Check storage class configuration
Verify storage provisioner is running
Ensure sufficient storage capacity exists
Review PVC access modes (ReadWriteOnce, ReadOnlyMany, ReadWriteMany)

5. Network Plugin Not Ready

Symptom: CNI plugin hasn't initialized on nodes.

Diagnosis:

kubectl get nodes
kubectl describe node <node-name> | grep -i "network"

Solutions:

Wait for CNI plugin to initialize (usually automatic)
Restart CNI pods if stuck
Check CNI pod logs: kubectl logs -n kube-system <cni-pod-name>

6. All Nodes Unschedulable

Symptom: All nodes are cordoned or marked unschedulable.

Diagnosis:

kubectl get nodes
kubectl describe node <node-name> | grep -i "unschedulable"

Solutions:

Uncordon nodes: kubectl uncordon <node-name>
Check why nodes were cordoned (maintenance, issues)
Ensure at least some nodes are schedulable

Step-by-Step Troubleshooting Process

Step 1: Check Pod Events

kubectl describe pod <pod-name>

Look for events that explain why the pod isn't scheduling, such as:

"Insufficient cpu"
"Insufficient memory"
"0/3 nodes are available"

Step 2: Check Node Capacity

kubectl get nodes -o custom-columns=NAME:.metadata.name,CPU:.status.capacity.cpu,MEMORY:.status.capacity.memory
kubectl top nodes

Step 3: Verify Pod Requirements

kubectl get pod <pod-name> -o yaml | grep -A 10 "resources:"

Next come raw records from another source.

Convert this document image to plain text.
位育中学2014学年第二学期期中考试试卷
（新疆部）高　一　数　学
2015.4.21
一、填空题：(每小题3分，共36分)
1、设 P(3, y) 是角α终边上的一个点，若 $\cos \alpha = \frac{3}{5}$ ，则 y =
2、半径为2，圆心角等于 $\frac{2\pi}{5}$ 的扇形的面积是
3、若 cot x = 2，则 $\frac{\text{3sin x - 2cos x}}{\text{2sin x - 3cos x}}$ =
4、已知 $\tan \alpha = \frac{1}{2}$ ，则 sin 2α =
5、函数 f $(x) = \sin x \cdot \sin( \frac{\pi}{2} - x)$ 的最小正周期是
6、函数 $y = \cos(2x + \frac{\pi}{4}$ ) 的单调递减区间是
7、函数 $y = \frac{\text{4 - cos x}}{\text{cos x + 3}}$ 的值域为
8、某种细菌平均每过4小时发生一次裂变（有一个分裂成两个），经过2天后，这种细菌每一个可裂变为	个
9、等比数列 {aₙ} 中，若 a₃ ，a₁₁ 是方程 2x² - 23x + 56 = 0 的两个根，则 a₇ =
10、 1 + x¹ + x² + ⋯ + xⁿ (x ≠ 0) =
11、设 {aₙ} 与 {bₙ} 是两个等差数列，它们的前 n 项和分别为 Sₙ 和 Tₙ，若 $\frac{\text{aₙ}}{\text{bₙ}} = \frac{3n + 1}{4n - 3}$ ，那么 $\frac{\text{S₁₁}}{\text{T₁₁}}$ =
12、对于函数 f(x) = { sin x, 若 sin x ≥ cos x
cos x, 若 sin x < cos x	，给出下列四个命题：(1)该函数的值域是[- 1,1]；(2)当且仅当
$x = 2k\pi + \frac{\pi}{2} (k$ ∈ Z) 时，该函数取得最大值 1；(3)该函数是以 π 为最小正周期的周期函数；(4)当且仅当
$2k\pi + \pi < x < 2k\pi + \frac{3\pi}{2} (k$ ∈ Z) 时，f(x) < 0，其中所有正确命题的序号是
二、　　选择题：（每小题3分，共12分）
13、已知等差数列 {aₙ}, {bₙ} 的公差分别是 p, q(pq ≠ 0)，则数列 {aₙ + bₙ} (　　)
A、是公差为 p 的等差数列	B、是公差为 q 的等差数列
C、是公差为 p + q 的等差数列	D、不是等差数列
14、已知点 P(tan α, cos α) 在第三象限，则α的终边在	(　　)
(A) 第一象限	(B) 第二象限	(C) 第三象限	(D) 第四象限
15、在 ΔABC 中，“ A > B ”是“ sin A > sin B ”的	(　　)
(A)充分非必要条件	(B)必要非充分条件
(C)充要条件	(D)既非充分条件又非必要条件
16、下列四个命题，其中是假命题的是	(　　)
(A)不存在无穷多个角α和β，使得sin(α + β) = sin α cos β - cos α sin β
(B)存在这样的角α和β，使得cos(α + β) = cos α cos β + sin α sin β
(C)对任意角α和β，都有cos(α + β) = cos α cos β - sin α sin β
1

Step 4: Check Scheduling Constraints

kubectl get pod <pod-name> -o yaml | grep -A 5 "nodeSelector:"
kubectl get pod <pod-name> -o yaml | grep -A 10 "affinity:"

Quick Fixes

Immediate Actions

Delete and recreate: Sometimes recreating the pod helps
```
kubectl delete pod <pod-name>
```
Add a node: Quickly add capacity to your cluster
Remove resource constraints: Temporarily remove resource requests to test
Check for stuck PVCs: Delete and recreate PVCs if they're stuck

Preventive Measures

Set appropriate resource requests (not too high, not too low)
Use HorizontalPodAutoscaler for dynamic scaling
Implement resource quotas at namespace level
Monitor node capacity and plan scaling
Use node affinity carefully (prefer soft affinity)
Document node taints and ensure pods have tolerations

Related Resources

Conclusion

Pods stuck in Pending state are usually caused by resource constraints, scheduling rules, or provisioning issues. Use kubectl describe pod to identify the specific cause, then apply the appropriate solution based on the error message.

Remember: Most Pending state issues can be resolved by either adjusting pod requirements or adding cluster capacity.